Observations about tree identification

Elder - Sambucus Nigra Buds

Just when I thought I knew how to identify a few trees in the Oxford woods, Instructor Jay goes and moves the goal posts!

I was fortunate enough to join the Woodland Wayers on their Axe Workshop and Tree Identification weekend in December, and once again the depth and breadth of knowledge the Woodland Ways’ instructors has left me in awe. (And a little overwhelmed, again).

There are a lot of Sycamore (Acer pseudoplatanus) trees in the Oxford woods, and after 3+ years of spending time there I thought I knew how to identify a Sycamore. Or to be more precise, I would say to myself, that’s a Sycamore, or that’s Hazel, that’s Oak etc. My level of tree identification had got to (bear with me)… knowing what I knew, but not knowing why I knew it.

It was a bit like Stinging Nettles or Dandelions, we’ve just known from kids what they look like and accept that knowledge.

Instead of asking “what tree is this?” A better question is “what makes this tree, this tree, and no other tree?” And that question in turn leads to loads of questions.

On the Friday evening, in the dark, Jay took us for a walk to identify trees. Taking away the sense of sight, gone was the “I know that tree, it’s a…” because I realised, I relied solely on my sense of sight to draw upon my limited knowledge of the species to make the identification. The whole identifying trees at night is for another blog. What is important now is that not seeing the tree, opened my eyes to what real tree identification is about. There I was feeling the buds of the Sycamore and knowing for the first time the bud has four sharp edges, as if it is a cube, with a pointed tip and they are in opposite pairs along the twig.

The instructors will often bring a selection of their library of books to share titles and authors that are good for not only identification of trees, but also the past and present uses, folklore etc. I don’t have all the books yet, and if I did, I can’t carry them all around with me while I am out with dog and come across a tree I want to identify. What I can do, is learn the questions I need to be asking myself in order to then come home and identify the tree.

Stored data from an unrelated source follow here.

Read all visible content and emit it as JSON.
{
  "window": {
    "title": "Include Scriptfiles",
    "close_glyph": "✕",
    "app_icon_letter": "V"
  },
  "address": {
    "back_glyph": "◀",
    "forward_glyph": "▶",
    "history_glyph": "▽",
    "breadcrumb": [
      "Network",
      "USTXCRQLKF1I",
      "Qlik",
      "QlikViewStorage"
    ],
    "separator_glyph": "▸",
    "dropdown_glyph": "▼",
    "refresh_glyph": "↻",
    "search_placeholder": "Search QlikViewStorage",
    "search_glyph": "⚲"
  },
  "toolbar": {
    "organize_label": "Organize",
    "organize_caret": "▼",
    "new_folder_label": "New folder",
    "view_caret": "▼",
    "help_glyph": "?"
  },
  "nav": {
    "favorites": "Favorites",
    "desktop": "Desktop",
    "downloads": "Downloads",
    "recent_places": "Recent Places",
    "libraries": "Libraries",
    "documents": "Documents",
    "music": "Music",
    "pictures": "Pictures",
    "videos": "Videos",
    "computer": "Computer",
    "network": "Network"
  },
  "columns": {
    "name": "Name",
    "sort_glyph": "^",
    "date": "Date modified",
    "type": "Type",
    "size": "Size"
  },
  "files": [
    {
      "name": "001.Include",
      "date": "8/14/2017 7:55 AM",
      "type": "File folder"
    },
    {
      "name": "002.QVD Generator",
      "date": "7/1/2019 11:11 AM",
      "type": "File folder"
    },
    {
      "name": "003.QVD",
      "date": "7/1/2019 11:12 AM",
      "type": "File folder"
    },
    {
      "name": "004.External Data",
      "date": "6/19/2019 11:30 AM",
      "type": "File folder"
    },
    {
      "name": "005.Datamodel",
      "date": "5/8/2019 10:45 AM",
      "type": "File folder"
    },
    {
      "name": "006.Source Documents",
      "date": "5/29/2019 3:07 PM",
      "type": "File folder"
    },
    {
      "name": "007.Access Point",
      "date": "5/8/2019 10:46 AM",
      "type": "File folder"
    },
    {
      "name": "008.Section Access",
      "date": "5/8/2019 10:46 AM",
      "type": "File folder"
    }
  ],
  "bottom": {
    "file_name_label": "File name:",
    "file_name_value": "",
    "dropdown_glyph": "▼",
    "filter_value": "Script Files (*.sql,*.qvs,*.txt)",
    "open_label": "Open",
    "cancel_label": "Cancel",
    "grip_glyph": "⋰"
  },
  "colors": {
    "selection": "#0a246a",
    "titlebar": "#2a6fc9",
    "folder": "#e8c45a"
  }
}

So, the end result of writing this blog, is my starting point to really get to grips with identifying trees by creating a checklist of questions. I am more than happy to share this with you, in the hope that you will take it and make it your own. My knowledge is still limited, add the questions you want answered.

To test the check list, I went to a wood close to where I live and I was pleasantly surprised to actually “know” most of the trees, based upon my current knowledge. But that didn’t answer “what makes this tree, this tree, and no other tree?” A quick use of the check sheet:

On returning home, I used the “British Trees” app from the Woodland Trust to help with the identification. This app uses the features of the foliage, buds, flowers, fruit, bark and twigs and a series of questions to narrow down the tree options. Being winter, the buds seemed the obvious choice as a starting point.

Elder - Sambucus Nigra Buds
Elder – Sambucus Nigra Buds
  • Question 1 – Bud Arrangement, Opposite or Alternate / Spiral = Opposite
  • Question 2 – Bud colour = Red
  • Question 3 – Bud Appearance, Hairs/scales, Smooth or Ragged = Ragged
  • Question 4 – Bud Shape, Ovoid or Pointed = Ovoid

The App had one possibility, Elder. Fortunately, I did “know” what the tree was. I have now learned that red, ovoid, ragged buds arranged in opposite pairs means it is an Elder!

Putting my observations and the App to the test further…

Foliage – there was literal only one leaf on the tree, but it was still green. Going through the app didn’t bring me to the Elder conclusion. Why? Because, that leaf I found was in fact only part of the pinnate leaf structure. From this I have learnt it is very important to not rely upon just one feature for the identification.

  • Twigs – these questions lead to 33 possibilities, including Elder
  • Bark – these questions lead to 37 possibilities, including Elder
  • Flowers – not present
  • Fruit – not present

The final stage of my learning process is to research as much as I can about the tree and make copious notes. These are for my own personal use and cannot be shared as much is simple copy and pasted plagiarism, which I then edit into a standard format, similar to the files shared, which I find useful to aid my learning. And of course, none of them are ever finished, because there is always more to learn. Which makes this subject so rewarding, yet ever so frustrating at the same time.